The relationship between the common law of Canada and Australia and Indigenous peoples has been one plagued by the logic of dispossession and domination. For over 200 years colonial courts effectively ignored Indigenous claims to the continued existence of their rights to traditional lands and self-government. In their respective attempts to address their own colonial histories, the Canadian and Australian courts have both begun to recognize the rights and title of Indigenous peoples to their traditional land-bases. Initially this gesture appeared to promise greater rights and freedoms for Indigenous peoples, including entitlement to self-government and the right to manage and benefit from traditional lands without the need for external authorization.

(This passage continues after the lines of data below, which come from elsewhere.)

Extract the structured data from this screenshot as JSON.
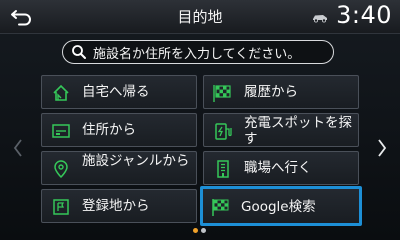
{
  "header": {
    "title": "目的地",
    "time": "3:40",
    "back_icon": "back-arrow-icon",
    "car_icon": "car-icon"
  },
  "search": {
    "placeholder": "施設名か住所を入力してください。",
    "icon": "search-icon"
  },
  "menu": {
    "home": "自宅へ帰る",
    "history": "履歴から",
    "address": "住所から",
    "charging": "充電スポットを探す",
    "category": "施設ジャンルから",
    "work": "職場へ行く",
    "registered": "登録地から",
    "google": "Google検索"
  },
  "pager": {
    "current": 1,
    "total": 2
  },
  "colors": {
    "accent_green": "#35c759",
    "highlight_blue": "#1d8fd6",
    "page_dot_active": "#f0a12a"
  }
}
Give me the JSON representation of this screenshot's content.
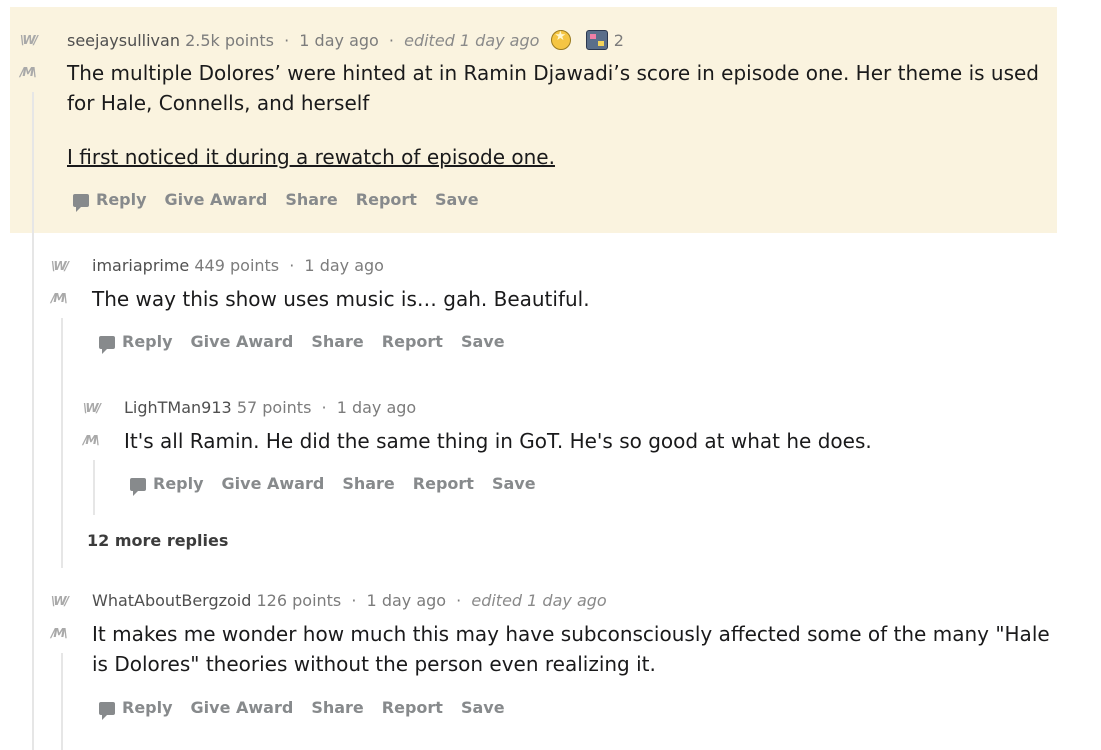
{
  "comments": [
    {
      "author": "seejaysullivan",
      "points": "2.5k points",
      "time": "1 day ago",
      "edited": "edited 1 day ago",
      "award_count": "2",
      "body_line1": "The multiple Dolores’ were hinted at in Ramin Djawadi’s score in episode one. Her theme is used",
      "body_line2": "for Hale, Connells, and herself",
      "link_text": "I first noticed it during a rewatch of episode one."
    },
    {
      "author": "imariaprime",
      "points": "449 points",
      "time": "1 day ago",
      "body_line1": "The way this show uses music is… gah. Beautiful."
    },
    {
      "author": "LighTMan913",
      "points": "57 points",
      "time": "1 day ago",
      "body_line1": "It's all Ramin. He did the same thing in GoT. He's so good at what he does."
    },
    {
      "author": "WhatAboutBergzoid",
      "points": "126 points",
      "time": "1 day ago",
      "edited": "edited 1 day ago",
      "body_line1": "It makes me wonder how much this may have subconsciously affected some of the many \"Hale",
      "body_line2": "is Dolores\" theories without the person even realizing it."
    }
  ],
  "actions": {
    "reply": "Reply",
    "give_award": "Give Award",
    "share": "Share",
    "report": "Report",
    "save": "Save"
  },
  "more_replies": "12 more replies",
  "separator": "·",
  "vote_up": "\\W/",
  "vote_down": "/M\\",
  "colors": {
    "highlight_bg": "#faf3df",
    "thread_line": "#e6e6e6",
    "action_text": "#878a8c"
  }
}
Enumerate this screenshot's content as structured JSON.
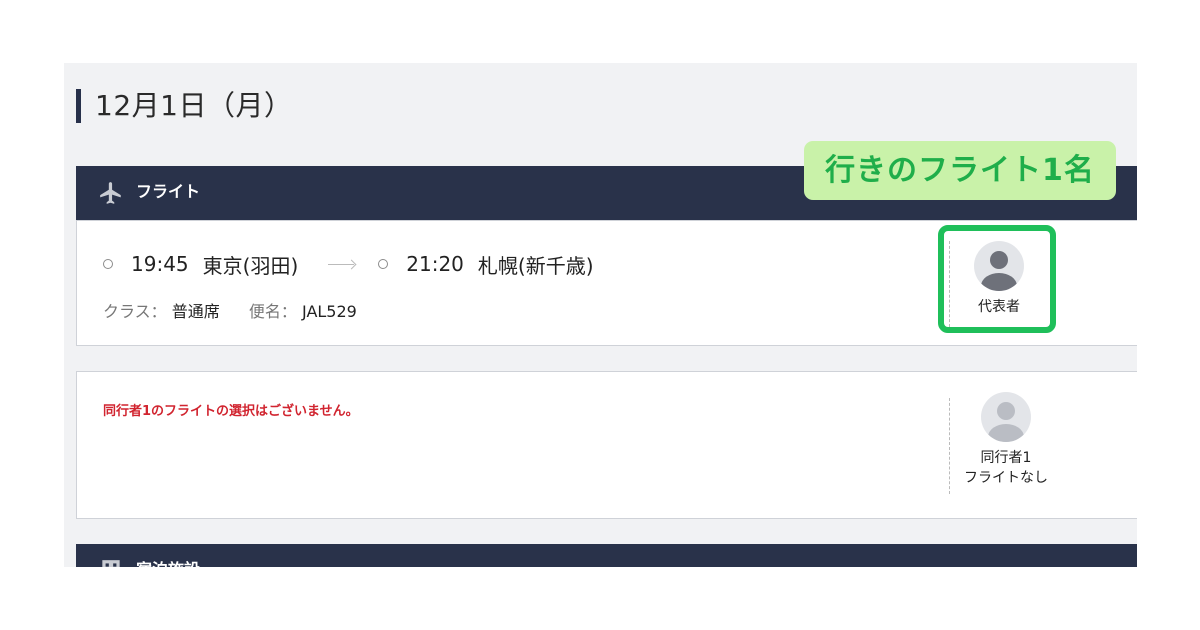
{
  "date_title": "12月1日（月）",
  "flight_section": {
    "label": "フライト",
    "badge": "行きのフライト1名",
    "departure": {
      "time": "19:45",
      "airport": "東京(羽田)"
    },
    "arrival": {
      "time": "21:20",
      "airport": "札幌(新千歳)"
    },
    "class_label": "クラス：",
    "class_value": "普通席",
    "flight_label": "便名：",
    "flight_value": "JAL529",
    "lead_passenger": "代表者"
  },
  "companion": {
    "message": "同行者1のフライトの選択はございません。",
    "name": "同行者1",
    "status": "フライトなし"
  },
  "lodging_section": {
    "label": "宿泊施設"
  },
  "colors": {
    "header_bg": "#29324a",
    "badge_bg": "#c9f2a9",
    "badge_text": "#1fae4a",
    "highlight": "#1fbf5a",
    "error_text": "#d1242f"
  }
}
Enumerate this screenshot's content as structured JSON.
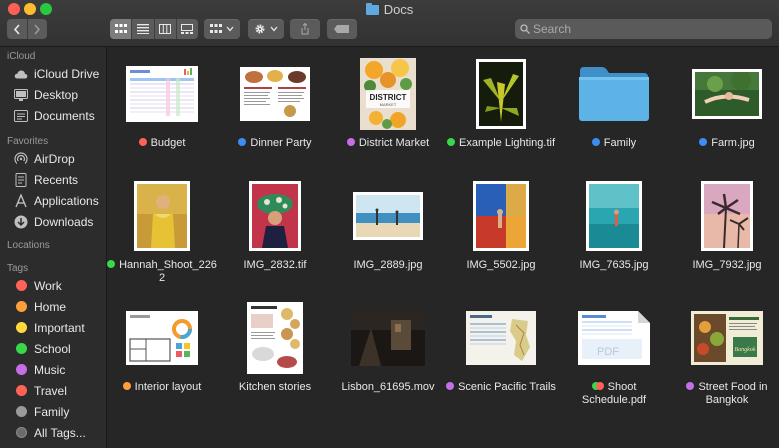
{
  "window": {
    "title": "Docs"
  },
  "search": {
    "placeholder": "Search"
  },
  "sidebar": {
    "icloud_heading": "iCloud",
    "icloud": [
      {
        "label": "iCloud Drive",
        "icon": "cloud-icon"
      },
      {
        "label": "Desktop",
        "icon": "desktop-icon"
      },
      {
        "label": "Documents",
        "icon": "documents-icon"
      }
    ],
    "favorites_heading": "Favorites",
    "favorites": [
      {
        "label": "AirDrop",
        "icon": "airdrop-icon"
      },
      {
        "label": "Recents",
        "icon": "recents-icon"
      },
      {
        "label": "Applications",
        "icon": "applications-icon"
      },
      {
        "label": "Downloads",
        "icon": "downloads-icon"
      }
    ],
    "locations_heading": "Locations",
    "tags_heading": "Tags",
    "tags": [
      {
        "label": "Work",
        "color": "#ff6257"
      },
      {
        "label": "Home",
        "color": "#ff9f3a"
      },
      {
        "label": "Important",
        "color": "#ffd93d"
      },
      {
        "label": "School",
        "color": "#38d84a"
      },
      {
        "label": "Music",
        "color": "#c66ee3"
      },
      {
        "label": "Travel",
        "color": "#ff6257"
      },
      {
        "label": "Family",
        "color": "#9a9a9a"
      },
      {
        "label": "All Tags...",
        "color": "#6c6c70"
      }
    ]
  },
  "files": [
    {
      "name": "Budget",
      "tag_color": "#ff6257",
      "kind": "spreadsheet"
    },
    {
      "name": "Dinner Party",
      "tag_color": "#3b8ef0",
      "kind": "menu"
    },
    {
      "name": "District Market",
      "tag_color": "#c66ee3",
      "kind": "poster"
    },
    {
      "name": "Example Lighting.tif",
      "tag_color": "#38d84a",
      "kind": "photo-plant"
    },
    {
      "name": "Family",
      "tag_color": "#3b8ef0",
      "kind": "folder"
    },
    {
      "name": "Farm.jpg",
      "tag_color": "#3b8ef0",
      "kind": "photo-farm"
    },
    {
      "name": "Hannah_Shoot_2262",
      "tag_color": "#38d84a",
      "kind": "photo-yellow"
    },
    {
      "name": "IMG_2832.tif",
      "tag_color": "",
      "kind": "photo-hat"
    },
    {
      "name": "IMG_2889.jpg",
      "tag_color": "",
      "kind": "photo-beach"
    },
    {
      "name": "IMG_5502.jpg",
      "tag_color": "",
      "kind": "photo-blue-red"
    },
    {
      "name": "IMG_7635.jpg",
      "tag_color": "",
      "kind": "photo-teal"
    },
    {
      "name": "IMG_7932.jpg",
      "tag_color": "",
      "kind": "photo-palm"
    },
    {
      "name": "Interior layout",
      "tag_color": "#ff9f3a",
      "kind": "floorplan"
    },
    {
      "name": "Kitchen stories",
      "tag_color": "",
      "kind": "kitchen-doc"
    },
    {
      "name": "Lisbon_61695.mov",
      "tag_color": "",
      "kind": "movie"
    },
    {
      "name": "Scenic Pacific Trails",
      "tag_color": "#c66ee3",
      "kind": "trail-doc"
    },
    {
      "name": "Shoot Schedule.pdf",
      "tag_color": "#38d84a",
      "tag_color2": "#ff6257",
      "kind": "pdf"
    },
    {
      "name": "Street Food in Bangkok",
      "tag_color": "#c66ee3",
      "kind": "food-doc"
    }
  ]
}
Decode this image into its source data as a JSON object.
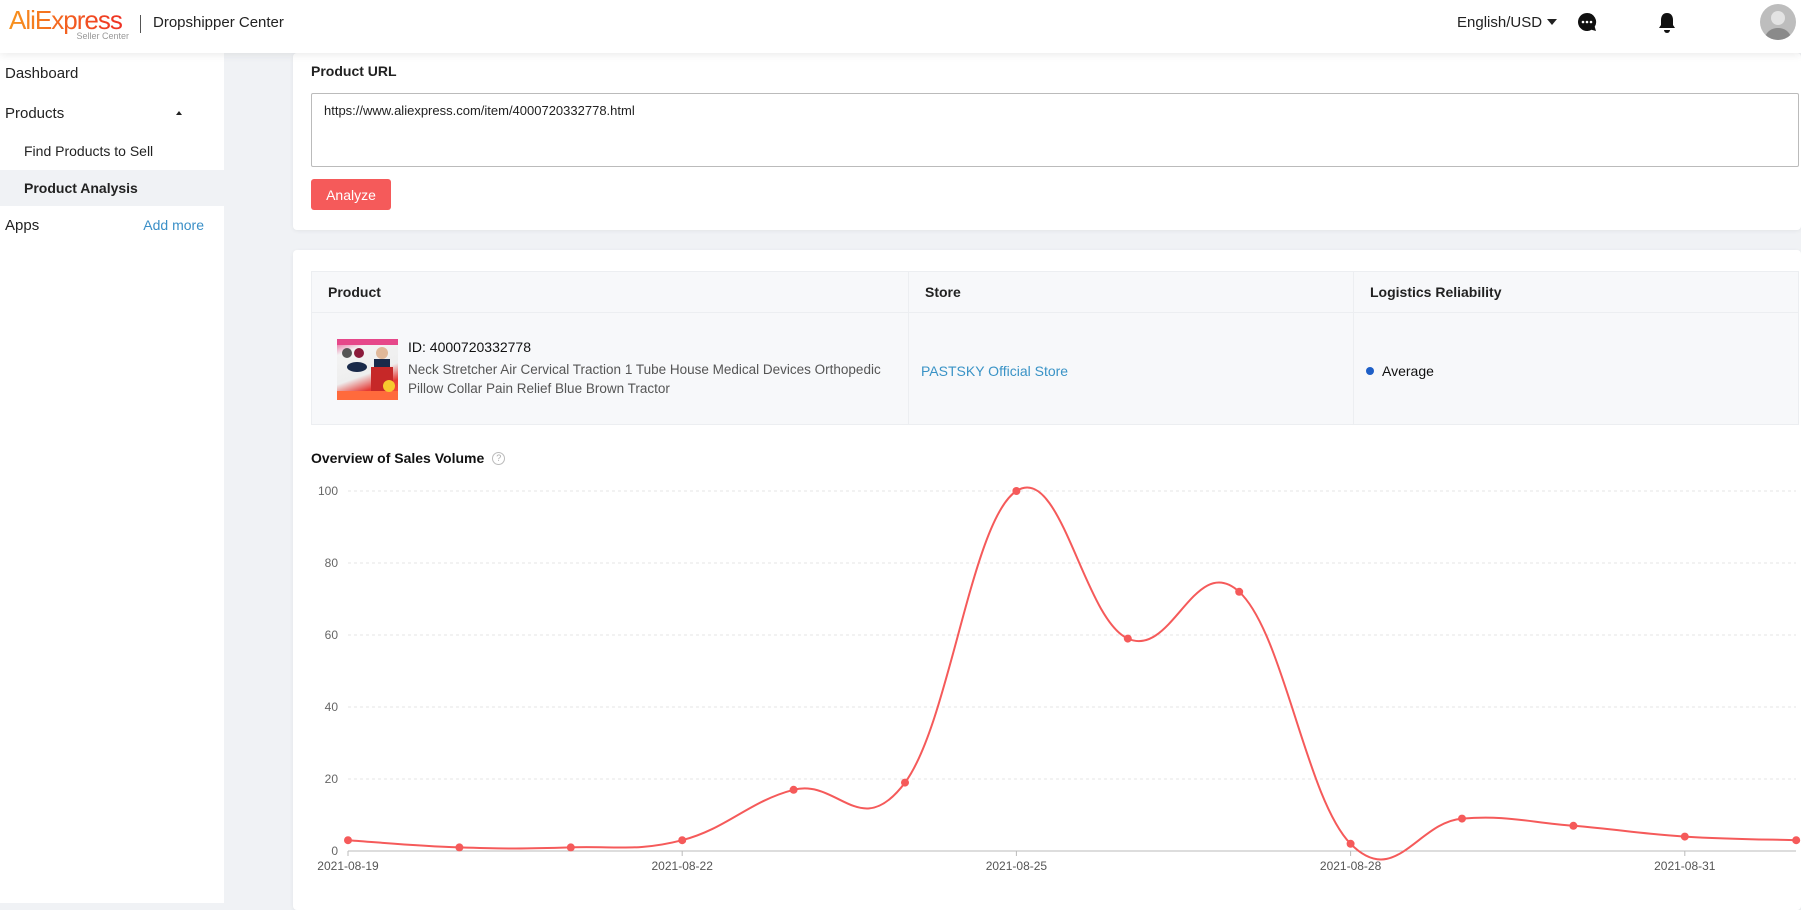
{
  "header": {
    "logo_text": "AliExpress",
    "logo_sub": "Seller Center",
    "app_title": "Dropshipper Center",
    "language": "English/USD",
    "icons": [
      "chat-icon",
      "bell-icon",
      "avatar"
    ]
  },
  "sidebar": {
    "items": [
      {
        "label": "Dashboard"
      },
      {
        "label": "Products"
      },
      {
        "label": "Find Products to Sell"
      },
      {
        "label": "Product Analysis",
        "active": true
      },
      {
        "label": "Apps"
      }
    ],
    "add_more": "Add more"
  },
  "url_card": {
    "label": "Product URL",
    "value": "https://www.aliexpress.com/item/4000720332778.html",
    "analyze_button": "Analyze",
    "accent": "#f55a5a"
  },
  "product_table": {
    "headers": [
      "Product",
      "Store",
      "Logistics Reliability"
    ],
    "row": {
      "id": "ID: 4000720332778",
      "name": "Neck Stretcher Air Cervical Traction 1 Tube House Medical Devices Orthopedic Pillow Collar Pain Relief Blue Brown Tractor",
      "store": "PASTSKY Official Store",
      "logistics": "Average",
      "logistics_color": "#1e5fc7"
    }
  },
  "chart_data": {
    "type": "line",
    "title": "Overview of Sales Volume",
    "x": [
      "2021-08-19",
      "2021-08-20",
      "2021-08-21",
      "2021-08-22",
      "2021-08-23",
      "2021-08-24",
      "2021-08-25",
      "2021-08-26",
      "2021-08-27",
      "2021-08-28",
      "2021-08-29",
      "2021-08-30",
      "2021-08-31",
      "2021-09-01"
    ],
    "values": [
      3,
      1,
      1,
      3,
      17,
      19,
      100,
      59,
      72,
      2,
      9,
      7,
      4,
      3
    ],
    "x_tick_labels": [
      "2021-08-19",
      "2021-08-22",
      "2021-08-25",
      "2021-08-28",
      "2021-08-31"
    ],
    "y_ticks": [
      "0",
      "20",
      "40",
      "60",
      "80",
      "100"
    ],
    "ylim": [
      0,
      100
    ],
    "grid": "horizontal dashed",
    "smooth": true,
    "color": "#f55a5a"
  }
}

Unfortunately, however, in a number of recent decisions the progress demonstrated by the courts in earlier cases has stalled, even reversed. This thesis will demonstrate that where the Canadian and Australian courts have recognized Indigenous rights and title they have done so by applying a culturalist framework. I argue that this culturalist framework has served to arbitrarily circumscribe the scope of Indigenous rights to a narrowly conceived bundle of “cultural” rights which privileges the sovereignty and title of the state over that of Indigenous peoples. Because of their reliance on a cultural approach to the interpretation of Aboriginal rights, common law courts have proven to be severely restricted in their capacity to recognize rights that would translate into greater freedom and equality for Indigenous peoples. In light of this, I conclude that although the law can be a powerful tool for furthering Indigenous rights, the courts cannot be the primary source of greater freedom and equality. Because of their inherently conservative nature courts often follow precedent and generally rely on norms and rules already accepted in the greater society. For this reason, although they can protect and encourage certain rights movements, the courts must radically alter their conceptual framework before significant changes and improvements can be made to Indigenous title jurisprudence.